I learned something when I spent a week at Fort Ticonderoga in Upstate New York, a few years ago, that I can share with you. Upon examining 17th and 18th century cannon at the fort alongside one of the costumed docents, I discovered that I did not know what point-blank means. For years, I have heard it heralded about on cop shows: “The victim was shot at point-blank range.” “The president was shot from point-blank range.” “They were shooting at each other at point-blank range.” I just thought it meant close, but there is a more distinct definition for the term. |
The docent informed me that from the fort walls, one of the cannon used could fire on almost any point of the two lakes or on any visible location of Fort Defiance at point-blank range. That shattered any idea of what the term meant for me since that seemed like long distances. I needed to find out a definition for a term I thought I already knew.
The term-blank dates all the way back to the 1500s. It probably comes from the French phrase, meaning “pointed at white”: Pointé a blanc (Pardon my French.).
It may have referred to the center of a target, which was likely a small white aiming spot. The term literally refers to the distance a bullet (or a cannon ball) can travel before gravity begins to pull it down. Point-blank means a gun can aim directly at a target without compensating for gravitational pull.
Sometimes we hear a verse of the Bible without really thinking about it. Sometimes we read a verse more often than other verses, and we fail to pause to really think about it. Romans 3:23 is one of those verses. We hear it quoted all the time, but how many of you think of it in regards to shooting a target? It says that all of us have sinned, and then it says we also all fall short of the glory of God. Friends, our target is Heaven; our goal is to spend eternity with Almighty God. Yet, we fall short of that target.

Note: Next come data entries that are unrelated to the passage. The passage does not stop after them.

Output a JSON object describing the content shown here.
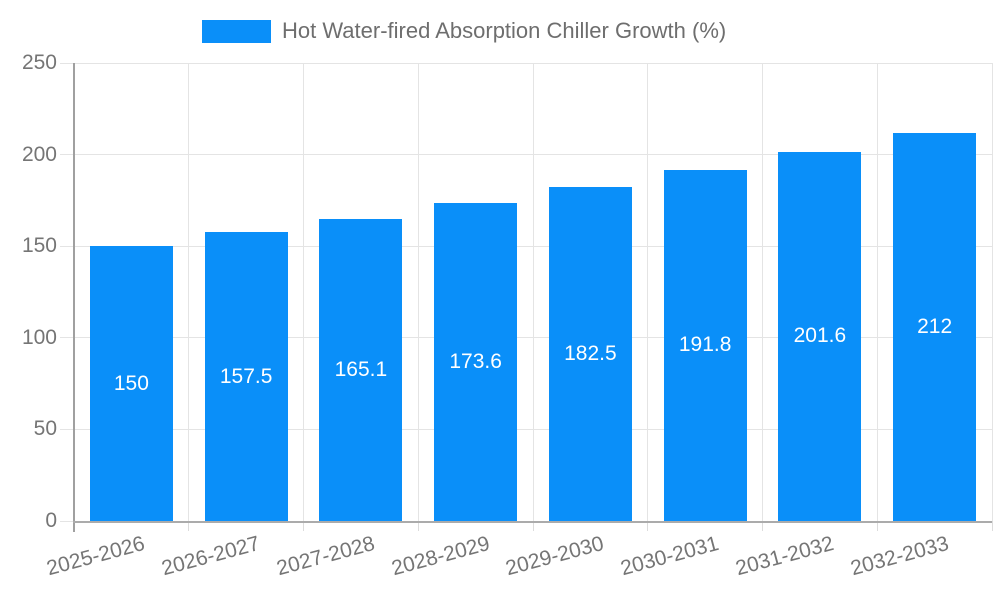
{
  "legend": {
    "label": "Hot Water-fired Absorption Chiller Growth (%)"
  },
  "colors": {
    "bar": "#0a8ff9",
    "grid": "#e4e4e4",
    "axis": "#a6a6a6",
    "tick_text": "#757575",
    "legend_text": "#6e6e6e",
    "value_label": "#ffffff",
    "background": "#ffffff"
  },
  "chart_data": {
    "type": "bar",
    "title": "Hot Water-fired Absorption Chiller Growth (%)",
    "categories": [
      "2025-2026",
      "2026-2027",
      "2027-2028",
      "2028-2029",
      "2029-2030",
      "2030-2031",
      "2031-2032",
      "2032-2033"
    ],
    "values": [
      150,
      157.5,
      165.1,
      173.6,
      182.5,
      191.8,
      201.6,
      212
    ],
    "value_labels": [
      "150",
      "157.5",
      "165.1",
      "173.6",
      "182.5",
      "191.8",
      "201.6",
      "212"
    ],
    "xlabel": "",
    "ylabel": "",
    "ylim": [
      0,
      250
    ],
    "yticks": [
      0,
      50,
      100,
      150,
      200,
      250
    ],
    "grid": true,
    "legend_position": "top",
    "value_label_position": "bar-center"
  }
}
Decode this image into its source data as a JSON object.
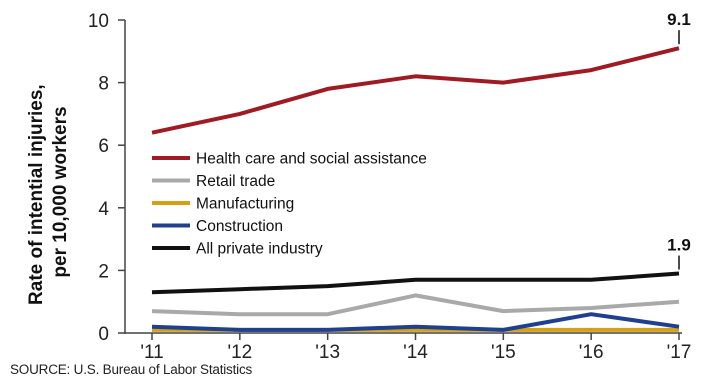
{
  "chart_data": {
    "type": "line",
    "ylabel_lines": [
      "Rate of intential injuries,",
      "per 10,000 workers"
    ],
    "categories": [
      "'11",
      "'12",
      "'13",
      "'14",
      "'15",
      "'16",
      "'17"
    ],
    "ylim": [
      0,
      10
    ],
    "yticks": [
      0,
      2,
      4,
      6,
      8,
      10
    ],
    "grid": false,
    "legend_position": "center-left",
    "series": [
      {
        "name": "Health care and social assistance",
        "color": "#9e1b24",
        "values": [
          6.4,
          7.0,
          7.8,
          8.2,
          8.0,
          8.4,
          9.1
        ]
      },
      {
        "name": "Retail trade",
        "color": "#a9a9a9",
        "values": [
          0.7,
          0.6,
          0.6,
          1.2,
          0.7,
          0.8,
          1.0
        ]
      },
      {
        "name": "Manufacturing",
        "color": "#d4a017",
        "values": [
          0.1,
          0.1,
          0.1,
          0.1,
          0.1,
          0.1,
          0.1
        ]
      },
      {
        "name": "Construction",
        "color": "#1f3f8f",
        "values": [
          0.2,
          0.1,
          0.1,
          0.2,
          0.1,
          0.6,
          0.2
        ]
      },
      {
        "name": "All private industry",
        "color": "#111111",
        "values": [
          1.3,
          1.4,
          1.5,
          1.7,
          1.7,
          1.7,
          1.9
        ]
      }
    ],
    "annotations": [
      {
        "series": "Health care and social assistance",
        "label": "9.1"
      },
      {
        "series": "All private industry",
        "label": "1.9"
      }
    ]
  },
  "source": "SOURCE: U.S. Bureau of Labor Statistics"
}
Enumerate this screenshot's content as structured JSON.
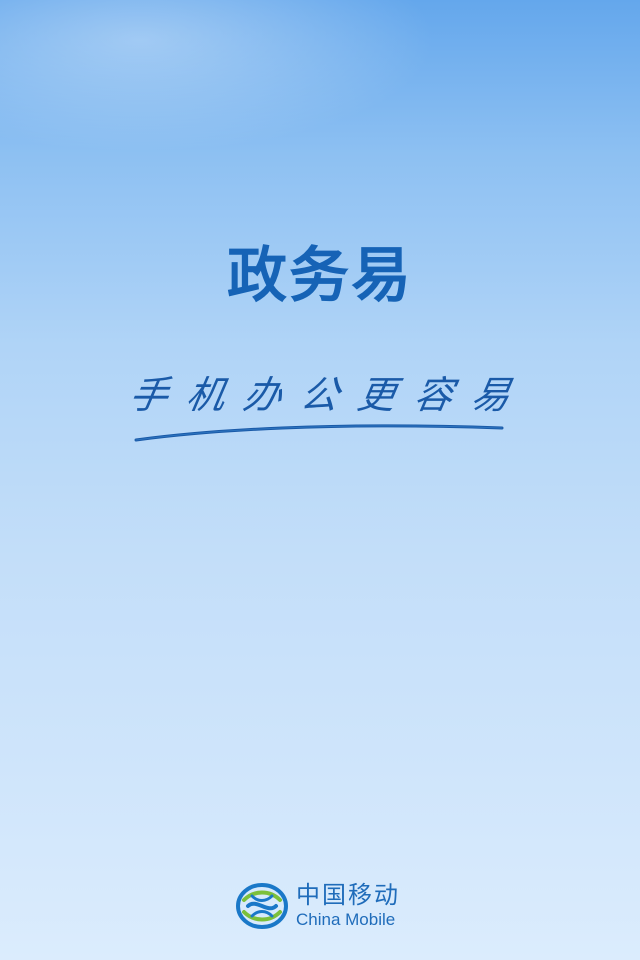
{
  "app": {
    "title": "政务易",
    "slogan_chars": [
      "手",
      "机",
      "办",
      "公",
      "更",
      "容",
      "易"
    ]
  },
  "brand": {
    "name_cn": "中国移动",
    "name_en": "China Mobile",
    "logo_icon": "china-mobile-logo-icon"
  },
  "colors": {
    "title": "#1663b6",
    "slogan": "#1a5aa8",
    "brand": "#1f6cba",
    "logo_green": "#7cc03b",
    "logo_blue": "#1a78c8"
  }
}
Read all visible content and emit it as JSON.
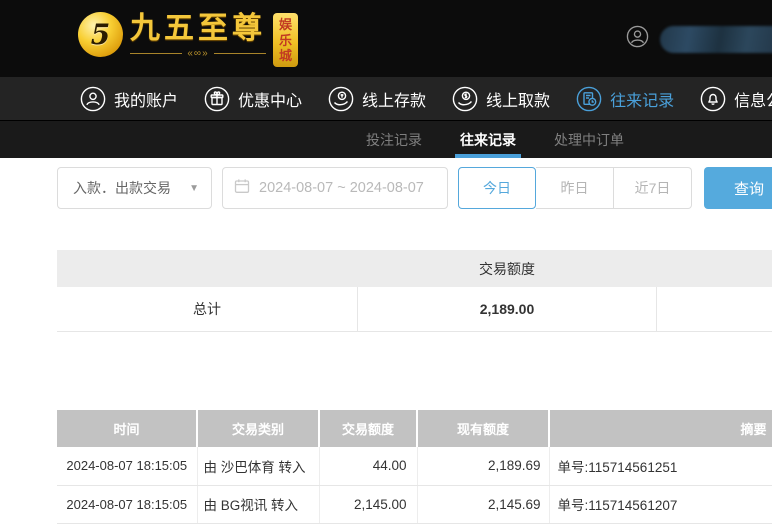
{
  "brand": {
    "logo_glyph": "5",
    "title": "九五至尊",
    "flourish": "«∞»",
    "badge_chars": "娱乐城",
    "gold_color": "#f4c73b",
    "badge_text_color": "#c23a22"
  },
  "nav": {
    "active_color": "#4aa0da",
    "items": [
      {
        "label": "我的账户",
        "icon": "user-icon",
        "active": false
      },
      {
        "label": "优惠中心",
        "icon": "gift-icon",
        "active": false
      },
      {
        "label": "线上存款",
        "icon": "deposit-hand-coin-icon",
        "active": false
      },
      {
        "label": "线上取款",
        "icon": "withdraw-hand-coin-icon",
        "active": false
      },
      {
        "label": "往来记录",
        "icon": "records-doc-clock-icon",
        "active": true
      },
      {
        "label": "信息公告",
        "icon": "bell-icon",
        "active": false
      }
    ]
  },
  "subnav": {
    "tabs": [
      {
        "label": "投注记录",
        "active": false
      },
      {
        "label": "往来记录",
        "active": true
      },
      {
        "label": "处理中订单",
        "active": false
      }
    ],
    "underline_color": "#4aa0da"
  },
  "filters": {
    "type_select": {
      "value": "入款．出款交易",
      "icon": "dropdown-arrow-icon"
    },
    "date_range": {
      "value": "2024-08-07 ~ 2024-08-07",
      "icon": "calendar-icon"
    },
    "quick_buttons": [
      {
        "label": "今日",
        "active": true
      },
      {
        "label": "昨日",
        "active": false
      },
      {
        "label": "近7日",
        "active": false
      }
    ],
    "search_label": "查询",
    "accent_color": "#55aadd"
  },
  "summary_table": {
    "header_label": "交易额度",
    "total_label": "总计",
    "total_value": "2,189.00"
  },
  "records_table": {
    "columns": [
      "时间",
      "交易类别",
      "交易额度",
      "现有额度",
      "摘要"
    ],
    "rows": [
      {
        "time": "2024-08-07 18:15:05",
        "type": "由 沙巴体育 转入",
        "amount": "44.00",
        "balance": "2,189.69",
        "summary": "单号:115714561251"
      },
      {
        "time": "2024-08-07 18:15:05",
        "type": "由 BG视讯 转入",
        "amount": "2,145.00",
        "balance": "2,145.69",
        "summary": "单号:115714561207"
      }
    ]
  }
}
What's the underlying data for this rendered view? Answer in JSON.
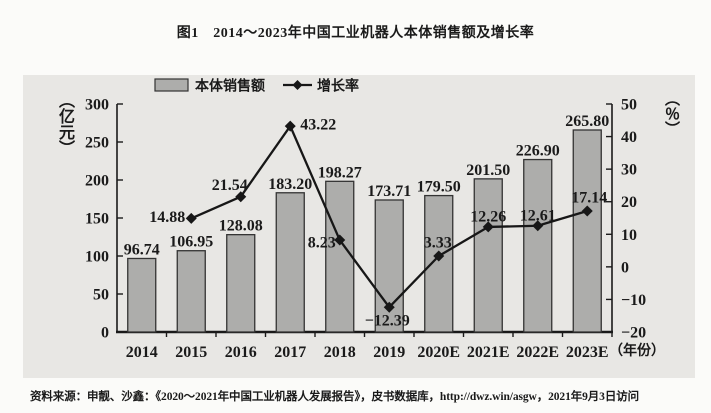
{
  "figure": {
    "title": "图1　2014～2023年中国工业机器人本体销售额及增长率"
  },
  "source": {
    "text": "资料来源：申靓、沙鑫：《2020～2021年中国工业机器人发展报告》，皮书数据库，http://dwz.win/asgw，2021年9月3日访问"
  },
  "chart_data": {
    "type": "bar",
    "title": "图1　2014～2023年中国工业机器人本体销售额及增长率",
    "categories": [
      "2014",
      "2015",
      "2016",
      "2017",
      "2018",
      "2019",
      "2020E",
      "2021E",
      "2022E",
      "2023E"
    ],
    "series": [
      {
        "name": "本体销售额",
        "type": "bar",
        "axis": "left",
        "unit": "亿元",
        "values": [
          96.74,
          106.95,
          128.08,
          183.2,
          198.27,
          173.71,
          179.5,
          201.5,
          226.9,
          265.8
        ]
      },
      {
        "name": "增长率",
        "type": "line",
        "axis": "right",
        "unit": "%",
        "values": [
          null,
          14.88,
          21.54,
          43.22,
          8.23,
          -12.39,
          3.33,
          12.26,
          12.61,
          17.14
        ]
      }
    ],
    "left_axis": {
      "label": "（亿元）",
      "min": 0,
      "max": 300,
      "ticks": [
        0,
        50,
        100,
        150,
        200,
        250,
        300
      ]
    },
    "right_axis": {
      "label": "（％）",
      "min": -20,
      "max": 50,
      "ticks": [
        -20,
        -10,
        0,
        10,
        20,
        30,
        40,
        50
      ]
    },
    "x_axis": {
      "label": "（年份）"
    },
    "legend": {
      "position": "top",
      "items": [
        "本体销售额",
        "增长率"
      ]
    },
    "grid": false,
    "colors": {
      "bar_fill": "#adadab",
      "bar_stroke": "#333333",
      "line": "#171717",
      "text": "#1a1a1a",
      "panel_bg": "#e8e7e4"
    },
    "growth_label_offsets": [
      null,
      [
        -24,
        -2
      ],
      [
        -11,
        -12
      ],
      [
        28,
        -2
      ],
      [
        -18,
        2
      ],
      [
        -2,
        13
      ],
      [
        -1,
        -14
      ],
      [
        0,
        -11
      ],
      [
        0,
        -11
      ],
      [
        2,
        -14
      ]
    ]
  }
}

As humans, we do not shoot at that target within point-blank range; only perfection gets us to the bull’s eye.
All of us land short. We are pulled to the ground before get to the glory of God. We’re pulled by pressures and stresses. We’re pulled down by the company we keep. We’re pulled down by habits and addictions. We’re pulled down by aches fatigues. We’re constantly being influenced by the media – social, unsocial, mainstream. We’re pulled down by the gravity of hearsay and rumor, gossip and slander. If only we could fire our weapon with the assurance of striking the target, but again, only perfection gets us to the bull’s eye.
Thankfully, God understands, and He provides us a little boost. In the illustration, I suppose we could say the Holy Spirit is the aiming mechanism. The Spirit, through the Word of God, aims us at point-blank range toward the Father. We are the arrows – the bullets – who otherwise would fall short, but we achieve perfection when we are aimed at the target through His Son Jesus.